The story also explores the brother-sister relationship between Hazel and Ben, how they support one another and how they lie to one another and the consequences of both of those choices.  There’s a boy with horns and pointed ears asleep in a glass coffin (very Cinderella-ish) in the middle of the dark, dark woods and both siblings are in love with him or maybe with the stories they’ve created around him.  No one expects him to awake, and when he does, perhaps they believe their own imaginations too much and aren’t as worried as they should be.

The need for love, the need for purpose, and the love & support of family, all explored in an adventurous fairy tale.  Delightful!

The Modern Fae's Guide to Surviving Humanity / edited by Joshua Palmatier & Patricia Bray

3 out of 5 stars
What if the fae were still here, living among us? Perhaps living in secret, doing their best to pass for human? Or perhaps their existence is acknowledged, but they're still struggling to fit in. How have they survived? Are they outcasts clinging to the edges of society, or do their powers ensure success in the mortal realm? Here are fourteen fabulous tales-ranging from humor to dark fantasy-that explore how the creatures of fae are fitting into the modern world.

A collection of short stories, mostly to my taste. To my complete surprise, the first story by Seanan McGuire did not come anywhere close to being my favourite of the batch!

Remarkably few of these authors have books listed in my public library catalogue, so I may not run into some of them again, unfortunately.

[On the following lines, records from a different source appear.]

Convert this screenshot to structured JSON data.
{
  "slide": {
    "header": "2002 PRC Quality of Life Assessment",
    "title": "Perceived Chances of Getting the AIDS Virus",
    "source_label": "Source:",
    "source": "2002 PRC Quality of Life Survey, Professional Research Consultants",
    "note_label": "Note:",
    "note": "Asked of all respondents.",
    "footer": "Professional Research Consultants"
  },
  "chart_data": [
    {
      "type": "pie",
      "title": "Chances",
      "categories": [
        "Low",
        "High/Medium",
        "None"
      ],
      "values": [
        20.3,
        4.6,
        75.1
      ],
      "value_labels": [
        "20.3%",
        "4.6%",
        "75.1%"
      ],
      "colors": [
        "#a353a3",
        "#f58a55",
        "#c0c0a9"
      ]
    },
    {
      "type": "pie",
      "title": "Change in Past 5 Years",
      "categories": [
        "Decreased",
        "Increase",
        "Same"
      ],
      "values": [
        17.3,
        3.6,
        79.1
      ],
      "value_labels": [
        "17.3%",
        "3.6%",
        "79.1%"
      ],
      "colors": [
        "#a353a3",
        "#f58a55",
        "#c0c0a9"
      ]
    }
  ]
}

A couple of them seem to have only contributed to anthologies thus far in their careers, some have only a book or two to their credit, and some must just not be on the radar of the acquisitions dept. of our library. I realize that they can’t afford to order everything!

I guess the point is that some of these authors are just starting their writing careers and that we have good things to look forward to, if this collection is any indication.